Le règlement HHS proposé relancerait en grande partie une règle de 2016 connue sous le nom de «mandat transgenre». L'administration Trump a publié une règle en 2020 qui a annulé la politique de l'ère Obama en rétablissant l'interprétation ordinaire du mot «sexe».
Au cours de la période de consultation publique, il a été rapporté que les membres du personnel du Vanderbilt University Medical Center (VUMC) avaient été avertis dans le passé que l'objection de conscience aux chirurgies transgenres,
y compris sur les mineurs, "n'est pas sans conséquences".
Hannah Daniel, responsable des politiques de l'ERLC, a déclaré lors du dépôt des commentaires de la commission sur la règle HHS proposée : "Malgré le changement rapide de notre culture sur les questions de genre et de sexualité, les chrétiens tiennent fermement à notre conviction que le dessein de Dieu est à la fois intentionnel et finalement pour notre bien. Il est impensable que des croyants soient contraints de participer à des actions qui vont directement à l'encontre de leurs convictions religieuses les plus profondes.
Le règlement proposé "montre un mépris total pour les préoccupations morales, religieuses et médicales légitimes des professionnels de la santé et des assureurs concernant les services de transition de genre, et l'ERLC exhorte le département à retirer cette règle néfaste", a-t-elle déclaré à Baptist Press dans des remarques écrites. .
Dans les commentaires publics, le président de l'ERLC, Brent Leatherwood, s'est concentré sur les exigences en matière de soins transgenres en exhortant le Bureau des droits civils du HHS à annuler la règle.
"Exiger des prestataires de soins médicaux et des compagnies d'assurance qu'ils exécutent ou couvrent des procédures d'affirmation de genre ou sapent leur capacité à aborder les questions d'orientation sexuelle et d'identité de genre comme l'exigent leurs croyances religieuses ne devrait pas être considéré comme un résultat acceptable pour toute politique", a-t-il écrit. .

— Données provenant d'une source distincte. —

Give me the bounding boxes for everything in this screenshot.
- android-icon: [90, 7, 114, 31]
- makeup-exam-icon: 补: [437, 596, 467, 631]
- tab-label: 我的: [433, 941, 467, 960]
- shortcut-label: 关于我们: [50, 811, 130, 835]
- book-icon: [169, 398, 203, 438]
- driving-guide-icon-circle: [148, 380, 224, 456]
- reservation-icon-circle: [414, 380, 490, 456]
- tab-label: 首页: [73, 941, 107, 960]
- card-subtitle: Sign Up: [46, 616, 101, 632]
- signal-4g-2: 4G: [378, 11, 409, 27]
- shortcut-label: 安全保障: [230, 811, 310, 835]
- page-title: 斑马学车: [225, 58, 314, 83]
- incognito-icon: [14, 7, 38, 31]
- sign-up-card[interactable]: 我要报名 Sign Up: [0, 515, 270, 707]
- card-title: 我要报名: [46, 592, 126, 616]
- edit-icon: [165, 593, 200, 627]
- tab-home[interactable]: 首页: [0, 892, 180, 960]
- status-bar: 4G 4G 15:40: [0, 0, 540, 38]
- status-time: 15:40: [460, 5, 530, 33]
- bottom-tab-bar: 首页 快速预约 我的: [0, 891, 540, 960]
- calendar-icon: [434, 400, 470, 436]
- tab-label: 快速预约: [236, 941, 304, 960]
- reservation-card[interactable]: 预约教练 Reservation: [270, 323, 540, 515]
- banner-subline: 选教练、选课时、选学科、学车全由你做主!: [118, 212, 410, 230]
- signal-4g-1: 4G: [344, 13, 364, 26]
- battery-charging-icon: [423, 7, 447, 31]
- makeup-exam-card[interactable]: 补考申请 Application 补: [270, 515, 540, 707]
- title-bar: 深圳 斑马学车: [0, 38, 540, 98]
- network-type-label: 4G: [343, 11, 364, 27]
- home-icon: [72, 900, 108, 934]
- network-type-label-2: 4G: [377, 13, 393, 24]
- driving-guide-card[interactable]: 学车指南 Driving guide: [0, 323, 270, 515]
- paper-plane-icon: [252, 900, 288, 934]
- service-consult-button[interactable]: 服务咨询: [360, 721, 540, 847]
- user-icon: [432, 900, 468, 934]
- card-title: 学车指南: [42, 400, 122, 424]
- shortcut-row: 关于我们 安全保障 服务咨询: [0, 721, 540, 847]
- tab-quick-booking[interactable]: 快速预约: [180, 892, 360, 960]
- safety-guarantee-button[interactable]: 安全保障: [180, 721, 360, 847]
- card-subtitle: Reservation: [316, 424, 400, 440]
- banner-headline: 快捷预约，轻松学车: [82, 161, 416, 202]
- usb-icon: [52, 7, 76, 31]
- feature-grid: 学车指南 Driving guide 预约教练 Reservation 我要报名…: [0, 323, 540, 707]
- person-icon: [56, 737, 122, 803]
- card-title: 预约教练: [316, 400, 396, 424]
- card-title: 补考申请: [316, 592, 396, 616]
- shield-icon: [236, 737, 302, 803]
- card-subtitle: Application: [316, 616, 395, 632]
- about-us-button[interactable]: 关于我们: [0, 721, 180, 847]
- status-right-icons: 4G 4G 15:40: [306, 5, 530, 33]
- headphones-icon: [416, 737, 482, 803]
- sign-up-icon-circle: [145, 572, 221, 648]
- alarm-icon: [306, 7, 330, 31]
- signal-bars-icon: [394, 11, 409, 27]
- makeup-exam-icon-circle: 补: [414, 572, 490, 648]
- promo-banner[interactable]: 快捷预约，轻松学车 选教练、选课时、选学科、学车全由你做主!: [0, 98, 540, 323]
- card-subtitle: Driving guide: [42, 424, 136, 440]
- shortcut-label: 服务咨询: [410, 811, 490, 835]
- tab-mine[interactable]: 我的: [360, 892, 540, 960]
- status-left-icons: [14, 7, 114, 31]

Les hôpitaux religieux servent généralement des patients lesbiennes, gays, bisexuels et transgenres (LGBT), mais "les prestataires qui ont des convictions morales ou religieuses ne peuvent pas effectuer toutes les procédures demandées par un patient", a écrit Leatherwood. Le jugement du HHS selon lequel l'opposition à la "transition de genre ou aux soins d'affirmation de genre" n'est pas "une base suffisante" pour décider qu'il "n'est pas cliniquement approprié" démontre "un mépris total pour les croyances religieuses très réelles et fondées sur des preuves de nombreuses personnes hautement qualifiées". » professionnels de santé, écrit-il.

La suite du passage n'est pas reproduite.